A legitimação pelo mercado dos grandes empreendimentos científicos e tecnológicos modernos – desde a conquista de Marte por um vendedor de automóveis elétricos, ao controlo integral do digital pelos interesses privados – estende-se como uma mancha de óleo a toda a produção científica. A publicação e divulgação dos resultados científicos está nas mão de conglomerados editoriais internacionais que exigem chorudas verbas para publicarem; as universidades são empurradas para os braços das empresas, ficando obrigadas a criar produto (formação e mão-de-obra) de acordo com as suas conveniências; instituições estatais dedicadas à ciência são transformadas em fundações e cada vez mais obrigadas a procurar, por elas próprias e fatalmente nas empresas, os apoios que lhes cumpre atribuir à investigação científica. Neste quadro, algumas áreas ou interesses de pesquisa asseguram a parte de leão, cabendo a outras escassas migalhas, seja pela irrelevância mercadológica do que investigam, sejam por se atreverem a desconstruir criticamente o modelo mainstream. A diferença não está no que cada área científica ou âmbito de pesquisa garante em termos de progresso científico, mas sim no que cada uma pode gerar financeiramente, ou seja, na atribuição de um valor de mercado que dispensa qualquer ideia de futuro, apenas se legitimando nas dinâmicas e estímulos do presente.

Dizendo de outra forma: ante o colapso das grandes narrativas mobilizadoras, e enquanto não emerge uma nova – poderá ser a causa ambiental? – tudo se reduz ao imediato, quer dizer, a um juízo contabilístico e financeiro que ademais, pelo menos em muitos casos, tem uma base tão desmaterializada que rapidamente se perde em qualquer crise financeira. Mesmo quando se desenha uma nova grande narrativa – pensemos no colapso ambiental e da necessidade de o contrariar – rapidamente se assiste ao ajustamento de qualquer projeto de futuro à lógica da rentabilidade financeira e à necessidade de crescimento económico – o capitalismo verde é a expressão de uma dessas ilusórias conciliações.
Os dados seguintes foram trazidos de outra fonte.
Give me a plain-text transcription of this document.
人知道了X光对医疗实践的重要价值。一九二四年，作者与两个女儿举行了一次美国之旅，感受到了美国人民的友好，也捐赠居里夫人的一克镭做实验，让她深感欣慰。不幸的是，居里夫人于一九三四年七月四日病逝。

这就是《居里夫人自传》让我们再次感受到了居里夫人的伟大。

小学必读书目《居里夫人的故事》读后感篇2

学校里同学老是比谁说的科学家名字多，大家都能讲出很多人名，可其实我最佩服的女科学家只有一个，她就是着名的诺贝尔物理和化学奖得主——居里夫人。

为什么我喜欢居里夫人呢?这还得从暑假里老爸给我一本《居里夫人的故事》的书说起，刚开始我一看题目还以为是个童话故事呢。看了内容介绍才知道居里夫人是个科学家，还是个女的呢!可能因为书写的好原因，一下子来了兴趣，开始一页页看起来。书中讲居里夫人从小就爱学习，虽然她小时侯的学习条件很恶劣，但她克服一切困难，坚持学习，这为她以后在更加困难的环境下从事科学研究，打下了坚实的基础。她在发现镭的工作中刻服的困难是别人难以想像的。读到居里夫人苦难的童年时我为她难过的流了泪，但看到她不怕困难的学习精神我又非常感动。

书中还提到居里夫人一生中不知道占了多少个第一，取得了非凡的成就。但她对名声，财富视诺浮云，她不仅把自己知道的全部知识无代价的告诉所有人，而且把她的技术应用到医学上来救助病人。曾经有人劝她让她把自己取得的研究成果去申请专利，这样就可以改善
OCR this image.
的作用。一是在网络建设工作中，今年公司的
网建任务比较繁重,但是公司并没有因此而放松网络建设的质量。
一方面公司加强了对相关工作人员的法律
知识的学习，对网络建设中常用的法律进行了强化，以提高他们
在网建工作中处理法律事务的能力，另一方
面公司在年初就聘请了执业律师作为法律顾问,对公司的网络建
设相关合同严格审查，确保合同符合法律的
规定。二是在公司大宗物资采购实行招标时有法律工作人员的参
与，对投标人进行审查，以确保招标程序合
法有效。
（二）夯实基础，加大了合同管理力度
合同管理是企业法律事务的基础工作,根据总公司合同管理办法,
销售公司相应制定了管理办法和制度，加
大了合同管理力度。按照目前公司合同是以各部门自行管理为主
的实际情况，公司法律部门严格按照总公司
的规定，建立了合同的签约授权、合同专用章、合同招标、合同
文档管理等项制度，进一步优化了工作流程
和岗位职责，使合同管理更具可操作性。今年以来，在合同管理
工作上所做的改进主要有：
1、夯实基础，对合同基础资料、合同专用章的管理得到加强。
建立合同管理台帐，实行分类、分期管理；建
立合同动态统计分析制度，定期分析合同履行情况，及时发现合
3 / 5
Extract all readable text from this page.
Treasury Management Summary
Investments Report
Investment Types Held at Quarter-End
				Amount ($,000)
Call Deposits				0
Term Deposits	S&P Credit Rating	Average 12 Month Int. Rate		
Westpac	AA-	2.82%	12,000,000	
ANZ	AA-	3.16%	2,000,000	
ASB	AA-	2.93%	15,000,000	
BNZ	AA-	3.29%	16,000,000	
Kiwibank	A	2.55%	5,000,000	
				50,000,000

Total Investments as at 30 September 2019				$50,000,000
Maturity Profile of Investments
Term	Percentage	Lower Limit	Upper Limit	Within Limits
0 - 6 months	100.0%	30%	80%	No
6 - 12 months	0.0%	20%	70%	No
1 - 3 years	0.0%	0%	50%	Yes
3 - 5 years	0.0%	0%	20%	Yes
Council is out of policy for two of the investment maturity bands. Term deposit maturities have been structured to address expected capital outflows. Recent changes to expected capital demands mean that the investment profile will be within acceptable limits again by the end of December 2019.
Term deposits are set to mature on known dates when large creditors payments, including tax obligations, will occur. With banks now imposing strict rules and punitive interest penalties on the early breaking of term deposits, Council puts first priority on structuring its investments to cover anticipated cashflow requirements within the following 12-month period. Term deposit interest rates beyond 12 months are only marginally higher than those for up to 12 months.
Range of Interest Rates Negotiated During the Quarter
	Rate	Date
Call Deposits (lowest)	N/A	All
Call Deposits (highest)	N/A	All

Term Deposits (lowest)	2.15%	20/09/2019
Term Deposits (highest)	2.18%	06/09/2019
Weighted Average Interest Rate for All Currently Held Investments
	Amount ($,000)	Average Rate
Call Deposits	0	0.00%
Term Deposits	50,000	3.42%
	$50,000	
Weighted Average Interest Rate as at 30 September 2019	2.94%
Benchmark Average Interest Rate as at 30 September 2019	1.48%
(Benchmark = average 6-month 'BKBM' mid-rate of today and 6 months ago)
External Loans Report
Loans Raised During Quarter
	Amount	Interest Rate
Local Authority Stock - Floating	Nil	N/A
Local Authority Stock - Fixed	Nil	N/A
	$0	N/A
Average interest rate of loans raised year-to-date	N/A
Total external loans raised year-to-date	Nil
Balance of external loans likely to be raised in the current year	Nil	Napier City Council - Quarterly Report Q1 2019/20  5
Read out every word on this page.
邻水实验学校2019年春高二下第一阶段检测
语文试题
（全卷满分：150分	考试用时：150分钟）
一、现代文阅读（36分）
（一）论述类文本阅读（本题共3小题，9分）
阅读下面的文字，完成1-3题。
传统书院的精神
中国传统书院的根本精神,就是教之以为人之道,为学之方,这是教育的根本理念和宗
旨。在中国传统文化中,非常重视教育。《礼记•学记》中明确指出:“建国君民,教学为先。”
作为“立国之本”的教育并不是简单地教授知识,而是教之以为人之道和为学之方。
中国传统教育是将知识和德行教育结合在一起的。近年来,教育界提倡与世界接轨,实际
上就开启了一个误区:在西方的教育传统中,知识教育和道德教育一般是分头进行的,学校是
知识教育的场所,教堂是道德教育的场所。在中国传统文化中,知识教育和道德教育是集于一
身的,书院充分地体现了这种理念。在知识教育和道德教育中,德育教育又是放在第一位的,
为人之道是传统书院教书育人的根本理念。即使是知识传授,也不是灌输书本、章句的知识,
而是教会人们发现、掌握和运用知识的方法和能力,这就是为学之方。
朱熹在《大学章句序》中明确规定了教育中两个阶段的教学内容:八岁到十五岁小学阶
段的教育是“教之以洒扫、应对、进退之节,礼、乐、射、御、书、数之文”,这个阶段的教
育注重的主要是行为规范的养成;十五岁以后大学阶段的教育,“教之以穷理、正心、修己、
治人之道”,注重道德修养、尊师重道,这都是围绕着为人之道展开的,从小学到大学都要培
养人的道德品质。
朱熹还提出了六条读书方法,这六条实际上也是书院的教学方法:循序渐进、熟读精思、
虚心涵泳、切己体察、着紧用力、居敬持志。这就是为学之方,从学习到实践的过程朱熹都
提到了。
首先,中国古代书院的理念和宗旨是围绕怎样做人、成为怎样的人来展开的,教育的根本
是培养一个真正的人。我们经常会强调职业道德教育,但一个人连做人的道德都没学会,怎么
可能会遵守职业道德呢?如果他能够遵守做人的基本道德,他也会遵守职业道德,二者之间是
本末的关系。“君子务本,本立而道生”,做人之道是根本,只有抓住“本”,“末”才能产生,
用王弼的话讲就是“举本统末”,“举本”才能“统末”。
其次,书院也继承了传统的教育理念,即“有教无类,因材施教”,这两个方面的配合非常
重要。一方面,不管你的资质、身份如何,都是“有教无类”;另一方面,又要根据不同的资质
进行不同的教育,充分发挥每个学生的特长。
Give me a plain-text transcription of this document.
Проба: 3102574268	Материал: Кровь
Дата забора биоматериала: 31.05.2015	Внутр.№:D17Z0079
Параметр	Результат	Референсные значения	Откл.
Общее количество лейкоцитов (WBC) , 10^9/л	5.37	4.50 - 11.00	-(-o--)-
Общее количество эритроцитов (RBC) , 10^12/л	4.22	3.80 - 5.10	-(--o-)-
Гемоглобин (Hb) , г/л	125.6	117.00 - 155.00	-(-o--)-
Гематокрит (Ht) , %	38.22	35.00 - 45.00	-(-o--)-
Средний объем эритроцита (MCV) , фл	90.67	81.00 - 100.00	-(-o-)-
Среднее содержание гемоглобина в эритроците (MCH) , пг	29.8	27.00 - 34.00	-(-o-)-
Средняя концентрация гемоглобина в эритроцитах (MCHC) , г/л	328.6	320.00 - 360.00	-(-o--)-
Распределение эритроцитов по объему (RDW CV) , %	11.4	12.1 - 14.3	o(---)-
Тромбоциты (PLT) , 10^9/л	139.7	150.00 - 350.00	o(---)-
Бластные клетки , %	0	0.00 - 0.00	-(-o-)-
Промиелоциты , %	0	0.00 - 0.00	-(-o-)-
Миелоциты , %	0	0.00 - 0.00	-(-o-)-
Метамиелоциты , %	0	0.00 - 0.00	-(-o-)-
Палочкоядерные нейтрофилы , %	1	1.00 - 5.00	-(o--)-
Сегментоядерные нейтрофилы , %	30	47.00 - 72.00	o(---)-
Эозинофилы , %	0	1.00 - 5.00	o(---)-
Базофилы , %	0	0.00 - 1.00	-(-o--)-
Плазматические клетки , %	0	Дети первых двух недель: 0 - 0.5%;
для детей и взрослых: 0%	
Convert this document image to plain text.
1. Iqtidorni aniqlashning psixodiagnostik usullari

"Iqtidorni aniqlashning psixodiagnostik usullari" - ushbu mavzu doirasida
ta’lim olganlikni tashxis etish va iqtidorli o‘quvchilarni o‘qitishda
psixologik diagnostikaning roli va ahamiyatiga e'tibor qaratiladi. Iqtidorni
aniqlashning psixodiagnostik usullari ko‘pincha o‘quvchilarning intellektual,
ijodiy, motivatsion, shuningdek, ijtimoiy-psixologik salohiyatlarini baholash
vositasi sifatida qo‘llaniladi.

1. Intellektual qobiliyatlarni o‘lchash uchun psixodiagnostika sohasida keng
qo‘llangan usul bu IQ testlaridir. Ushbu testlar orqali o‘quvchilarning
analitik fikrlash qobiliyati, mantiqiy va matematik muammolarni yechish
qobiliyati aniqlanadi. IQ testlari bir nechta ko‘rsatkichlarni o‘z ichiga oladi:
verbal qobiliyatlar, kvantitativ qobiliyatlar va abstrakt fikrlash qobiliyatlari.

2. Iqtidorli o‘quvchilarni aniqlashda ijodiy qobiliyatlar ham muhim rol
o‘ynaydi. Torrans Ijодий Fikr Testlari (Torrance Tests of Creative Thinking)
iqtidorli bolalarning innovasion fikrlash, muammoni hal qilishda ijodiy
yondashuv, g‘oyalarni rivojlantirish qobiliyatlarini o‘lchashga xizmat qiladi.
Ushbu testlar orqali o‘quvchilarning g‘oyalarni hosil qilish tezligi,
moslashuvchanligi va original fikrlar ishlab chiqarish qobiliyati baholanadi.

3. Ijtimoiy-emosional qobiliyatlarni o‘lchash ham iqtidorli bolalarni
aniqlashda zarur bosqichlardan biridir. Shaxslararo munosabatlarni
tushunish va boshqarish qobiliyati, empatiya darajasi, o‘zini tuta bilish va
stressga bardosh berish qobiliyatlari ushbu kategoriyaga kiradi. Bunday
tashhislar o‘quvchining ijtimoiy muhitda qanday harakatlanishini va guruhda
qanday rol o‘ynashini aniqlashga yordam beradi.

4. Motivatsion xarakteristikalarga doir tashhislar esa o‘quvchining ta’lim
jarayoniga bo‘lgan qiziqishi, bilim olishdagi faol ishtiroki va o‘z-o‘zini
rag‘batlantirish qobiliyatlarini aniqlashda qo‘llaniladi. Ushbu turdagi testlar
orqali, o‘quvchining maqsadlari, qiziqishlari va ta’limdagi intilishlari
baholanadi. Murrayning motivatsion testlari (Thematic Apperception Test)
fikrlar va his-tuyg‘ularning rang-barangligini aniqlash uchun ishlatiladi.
Damos por nós sentindo saudades daquela velha ingenuidade que nos levava a acreditar que a ciência tinha um sentido claro, aquele que a modernidade definiu: conduzir-nos a um futuro melhor. Formulação ingénua por não levar em consideração que a ciência sempre serviu o poder e quem dele se apossava. O que hoje temos é a prevalência de uma nova ingenuidade, muito mais perigosa exatamente por ser nova e surgir com um brilho que nos cega. Disfarça-se com as vestes de um Prometeu disposto a oferecer a todos o sonho de uma tecnologia libertadora, que oferece a todos o que no passado só pertencia a alguns. Quem não se fascina com o Chatgpt? Com a ideia de que basta um clic para aceder a todo o conhecimento, e que com outro clic somos capazes de criar uma obra de arte? Fascina-nos, tal como tal como nos fascinou a ideia de que plataformas como o Facebook ou similares davam à nossa voz um eco que a levaria a toda parte. Esses e outros fascínios têm um preço que só essa ingenuidade nos impede de perceber. A probabilidade de virmos a pagar mais tarde por esta ingenuidade parece-me grande. O risco é que quando chegar a fatura, a esmagadora maioria de nós não seja mais que uma peça dispensável de uma máquina governada por uns quantos, que não só se apropriaram das riquezas do mundo, como também governam o sentido que o mundo deve ter.